Supply chains have received massive amounts of attention ever since the pandemic took hold. But of all the product-specific supply chains in the limelight, semiconductors have been the main attraction. They're at center stage largely because semiconductors are indispensable to the manufacturing of numerous consumer technologies, from coffee makers to car stereos to smartphones. Because they've been so difficult to come by for years now, this has led to production disruptions for a litany of industries.

But there are encouraging signs that semiconductor availability is improving — and just in time for the holiday season, when tech items are on many wish lists.

The highly popular Sony PlayStation 5 is expected to be on more store shelves as retailers gear up for the all-important holiday shopping extravaganza. During an earnings call, Hiroki Totoki, executive deputy president at Sony Group Corporation, said that the company was able to produce 6.5 million PS5 units during the second quarter, vastly more than the company expected when it revised its output estimates for the year in May.

At the time, Totoki noted that it would reduce its output total for the gaming units to 18 million for 2022 as a whole because of the toll lockdown measures had on the economy in China, where Sony sources many of the materials it needs to manufacture its merchandise.

"If the question is whether we can meet the demand, I think we're still short somewhat," Totoki said during a May 10 earnings call, as reported by Supply Chain Dive.

However, thanks to better-than-expected supply levels of the parts required to assemble the gaming consoles, Totoki said Sony should be able to produce more than 18 million units after all.

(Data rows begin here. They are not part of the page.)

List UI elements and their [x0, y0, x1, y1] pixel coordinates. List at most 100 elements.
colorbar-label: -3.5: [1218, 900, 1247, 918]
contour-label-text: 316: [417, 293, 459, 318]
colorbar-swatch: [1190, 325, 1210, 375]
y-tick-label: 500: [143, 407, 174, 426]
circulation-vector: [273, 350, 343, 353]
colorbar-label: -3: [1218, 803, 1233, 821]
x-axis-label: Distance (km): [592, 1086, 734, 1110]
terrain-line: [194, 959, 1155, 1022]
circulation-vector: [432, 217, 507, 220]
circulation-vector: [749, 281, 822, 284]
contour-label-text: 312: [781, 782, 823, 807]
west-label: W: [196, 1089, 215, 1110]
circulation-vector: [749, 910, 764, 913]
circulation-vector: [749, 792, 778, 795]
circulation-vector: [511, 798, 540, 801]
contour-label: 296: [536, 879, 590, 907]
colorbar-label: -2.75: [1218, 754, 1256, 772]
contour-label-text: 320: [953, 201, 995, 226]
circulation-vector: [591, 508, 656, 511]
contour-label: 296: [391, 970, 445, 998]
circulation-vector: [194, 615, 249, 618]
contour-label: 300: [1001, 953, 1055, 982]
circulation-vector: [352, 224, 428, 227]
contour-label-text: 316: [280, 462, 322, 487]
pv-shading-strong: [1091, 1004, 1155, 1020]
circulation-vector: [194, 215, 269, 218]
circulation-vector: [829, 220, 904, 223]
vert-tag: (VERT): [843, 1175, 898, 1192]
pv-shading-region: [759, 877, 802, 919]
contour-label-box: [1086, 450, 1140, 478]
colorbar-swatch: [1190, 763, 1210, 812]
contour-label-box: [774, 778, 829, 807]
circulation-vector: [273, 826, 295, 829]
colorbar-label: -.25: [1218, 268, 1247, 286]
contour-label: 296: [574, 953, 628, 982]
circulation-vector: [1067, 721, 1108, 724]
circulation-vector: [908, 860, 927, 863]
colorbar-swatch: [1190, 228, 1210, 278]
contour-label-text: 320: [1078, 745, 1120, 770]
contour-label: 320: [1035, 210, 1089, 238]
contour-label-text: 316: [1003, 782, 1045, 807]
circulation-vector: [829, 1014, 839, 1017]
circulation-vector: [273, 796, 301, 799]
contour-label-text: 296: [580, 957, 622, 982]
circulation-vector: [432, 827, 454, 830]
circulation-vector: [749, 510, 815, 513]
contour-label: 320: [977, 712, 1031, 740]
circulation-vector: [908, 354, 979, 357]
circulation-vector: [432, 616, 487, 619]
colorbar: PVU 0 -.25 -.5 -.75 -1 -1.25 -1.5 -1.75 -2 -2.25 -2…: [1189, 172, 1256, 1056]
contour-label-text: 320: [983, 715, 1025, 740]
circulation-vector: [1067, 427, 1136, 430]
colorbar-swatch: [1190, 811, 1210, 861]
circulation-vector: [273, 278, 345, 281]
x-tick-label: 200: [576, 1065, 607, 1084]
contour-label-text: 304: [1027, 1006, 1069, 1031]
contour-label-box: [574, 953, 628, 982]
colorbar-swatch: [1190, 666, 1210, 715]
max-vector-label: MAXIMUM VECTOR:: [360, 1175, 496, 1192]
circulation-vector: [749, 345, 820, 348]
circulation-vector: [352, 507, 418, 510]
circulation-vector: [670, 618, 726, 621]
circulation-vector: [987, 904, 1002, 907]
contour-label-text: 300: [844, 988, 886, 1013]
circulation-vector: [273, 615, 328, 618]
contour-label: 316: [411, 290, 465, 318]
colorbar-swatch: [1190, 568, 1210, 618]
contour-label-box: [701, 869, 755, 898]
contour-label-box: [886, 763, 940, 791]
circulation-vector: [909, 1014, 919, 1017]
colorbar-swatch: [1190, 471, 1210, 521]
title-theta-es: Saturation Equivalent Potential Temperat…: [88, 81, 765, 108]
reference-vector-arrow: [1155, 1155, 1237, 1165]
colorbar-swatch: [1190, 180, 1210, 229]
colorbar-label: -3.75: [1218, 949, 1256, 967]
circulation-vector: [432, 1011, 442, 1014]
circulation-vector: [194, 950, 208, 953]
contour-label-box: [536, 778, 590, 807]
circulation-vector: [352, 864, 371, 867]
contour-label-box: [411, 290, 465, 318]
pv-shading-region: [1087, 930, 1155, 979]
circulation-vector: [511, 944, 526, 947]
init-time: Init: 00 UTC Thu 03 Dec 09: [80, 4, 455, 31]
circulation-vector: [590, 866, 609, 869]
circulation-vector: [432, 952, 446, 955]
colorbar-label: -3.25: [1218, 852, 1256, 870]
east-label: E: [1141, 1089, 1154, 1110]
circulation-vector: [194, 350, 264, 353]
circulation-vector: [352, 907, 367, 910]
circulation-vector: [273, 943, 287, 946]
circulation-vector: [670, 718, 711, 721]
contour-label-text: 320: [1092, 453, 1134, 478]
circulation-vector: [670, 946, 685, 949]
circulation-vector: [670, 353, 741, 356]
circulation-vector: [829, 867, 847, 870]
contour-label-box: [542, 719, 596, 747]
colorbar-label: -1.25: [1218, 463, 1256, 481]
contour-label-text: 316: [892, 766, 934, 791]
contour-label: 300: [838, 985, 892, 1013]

"In the second quarter 6.5 million units, we are able to produce that amount, and sales of the PS5 have been according to the plan," Totoki said in a Nov. 1 earnings call, according to Supply Chain Dive. "And therefore, for the production, we are able to have a more speedy production."

Gaming consoles like PlayStation and Xbox are heavily reliant on semiconductors.Gaming consoles like PlayStation and Xbox are heavily reliant on semiconductors.

Demand for semiconductors has tapered
What's helped to shore up semiconductor inventory is a slowdown in semiconductor sales. In September, sales for semiconductors fell 3% compared to 12 months earlier and 0.5% from August, according to the Semiconductor Industry Association.

Sales have also dwindled globally, which may be a function of inflation. Totaling $141 billion during the third quarter, sales were down 3% from the same three-month period in 2021 and by 6.3% from the second quarter.

Sony PlayStation 5 has been the must-have item for children and adults alike since the console was originally introduced in November 2020, due largely to the remarkably realistic gameplay the system boasts and compatibility with ultra-high-definition TVs. But a pre-existing semiconductor shortage has hamstrung production ever since the units first went on sale.

Totoki said demand for the PS5 remains robust, taking less than 18 hours for the company to sell out the 100,000 units that were available for sale in September. He expects demand to continue heading into 2023 and is confident the company will be able to meet it.

Added supply of semiconductors may be why.